Karıştırma ihtimali, ortalama tüketicilerin, her iki işaret arasında bir şekilde bağlantı kurmasıdır. Bu durum, bir mal veya hizmetin alıcısının bildiği veya duyduğu bir mal veya hizmeti aldığı zannı ile başka bir işletmenin aynı veya benzer malını ya da hizmetini alma ihtimali biçiminde tanımlanmaktadır. Karıştırılma ihtimali, iltibas kavramından daha geniş bir kavram olup, doğrudan ve dolaylı karıştırılma ihtimali olarak ikiye ayrılır. Bu ayrıma göre eğer mal veya hizmetin aynı işletmeden ileri geldiği yönünde bir algılama ortaya çıkıyor, yani bir işletmeye ait mal veya hizmet, başka bir işletmeye ait mal veya hizmet ile karıştırılıyor ve bu nedenle satın alınıyorsa doğrudan karıştırılma ihtimali söz konusudur. Buna karşın, eğer mal veya hizmetin markası birbirinden ayırt ediliyor ancak bunların aynı işletmenin markaları olduğu ya da bu mal veya hizmetin aralarında ekonomik veya idari bağlantı bulunan işletmelerden geldiği biçiminde bir algılama oluşuyor ise bu halde de dolaylı karıştırılma ihtimalinden söz edilir.
Karıştırılma ihtimalinden bahsedilebilmesi için öncelikle önceki ve sonraki markalar arasındaki mal veya hizmet sınıflarının aynı ya da benzer olması gerekir. Mal veya hizmetlerin benzer olup olmadığının belirlenmesinde, karşılaştırılacak mal veya hizmetlerin benzer alıcı çevresine hitap edip etmediği, benzer ihtiyaçları karşılayıp karşılamadığı, aralarında hammadde-yarı mamül-mamül ürün ilişkisi bulunup bulunmadığı, birbirleri yerine ikame ya da tamamlayıcı ürün ya da hizmet olup olmadıkları, dağıtım kanallarının ortak olup olmadığı, marketlerde aynı reyon ya da raflarda satılıp satılmadıkları, aynı toptancılarda satılıp satılmadıkları gibi kriterler göz önünde tutulmalıdır. Sınıfsal benzerlik karşılaştırmasında gerek Nice sınıflandırması gerekse de ... tarafından çıkartılan sınıflandırma tebliğleri mahkemeler bakımından bağlayıcı değildir. Somut olayın özelliklerine göre ... tarafından çıkartılan sınıflandırma tebliğinde farklı sınıflarda yer almalarına rağmen ilgili alıcısı nezdinde karıştırmaya yol açacak nitelikteki ürün ve hizmet markalarının kapsadıkları mal ve hizmet sınıflarının benzer olarak değerlendirilmesi de mümkündür.

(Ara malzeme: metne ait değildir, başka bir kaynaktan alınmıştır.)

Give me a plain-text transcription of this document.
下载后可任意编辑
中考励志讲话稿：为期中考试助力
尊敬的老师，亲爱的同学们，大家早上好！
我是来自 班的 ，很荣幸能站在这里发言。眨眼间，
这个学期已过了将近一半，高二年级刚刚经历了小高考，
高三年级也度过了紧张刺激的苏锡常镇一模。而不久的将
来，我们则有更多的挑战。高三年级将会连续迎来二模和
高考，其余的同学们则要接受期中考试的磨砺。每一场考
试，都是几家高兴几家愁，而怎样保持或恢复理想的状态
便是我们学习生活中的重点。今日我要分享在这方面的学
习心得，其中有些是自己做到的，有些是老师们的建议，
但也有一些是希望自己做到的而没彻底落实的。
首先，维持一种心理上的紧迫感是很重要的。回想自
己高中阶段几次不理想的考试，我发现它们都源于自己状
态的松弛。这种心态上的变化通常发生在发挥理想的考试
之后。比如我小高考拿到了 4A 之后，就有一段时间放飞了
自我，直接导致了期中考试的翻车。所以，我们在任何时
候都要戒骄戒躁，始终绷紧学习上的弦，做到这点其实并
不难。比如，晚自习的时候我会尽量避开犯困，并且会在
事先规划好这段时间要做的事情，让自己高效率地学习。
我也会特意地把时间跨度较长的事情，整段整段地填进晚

Karıştırılma ihtimali bakımından sınıfsal benzerliğin söz konusu olması halinde önceki ve sonraki markanın aynı ya da benzer olup olmadıklarının incelenmesi gerekir. Markaların aynı ya da benzer olup olmadıkları incelenirken markayı oluşturan her bir unsura göre değil, bir bütün olarak karşılaştırılan markaların bıraktığı genel, global izlenim, markaların bütünü ile bıraktığı etki dikkate alınacaktır. Markalarda eğer tanımlayıcı unsurlar var ise bu unsurlar değerlendirme dışı bırakılacaktır. Global değerlendirmeye göre, karşılaştırılan markalar arasında karıştırılma ihtimalinin mevcut olup olmadığı incelenirken, ilgili alıcısı nezdinde bıraktıkları genel intibaya göre markaların benzer olup olmadığı, markalar arasında görsel, işitsel ve kavramsal benzerlik bulunup bulunmadığı, ortalama alıcısının algısının ve satın alma kararı verirken göstereceği özen ve dikkat derecesinin ne olduğu, markalar veya işletmeler arasında bağlantı ihtimalinin söz konusu olup olmadığı gibi hususlar incelenerek değerlendirme yapılmalıdır. Bu şekilde inceleme yapılırken, markanın toplumda ne kadar tanındığı, markaların ayırt edici unsurlarının neler olduğu, markanın hitap ettiği ürün ya da hizmetin tüketici kitlesinin kimler olduğu, bu kitlenin satın alma sürecinde göstermeleri beklenen dikkat ve algılama düzeyinin ne olduğu, mal veya hizmetin niteliğinin ve fiyatının ne olduğu, markanın ne kadar özgün, ayırt edici ya da tanımlayıcı olduğu, seri marka algılamasına yol açıp açmadığı gibi hususlar dikkate alınmalıdır.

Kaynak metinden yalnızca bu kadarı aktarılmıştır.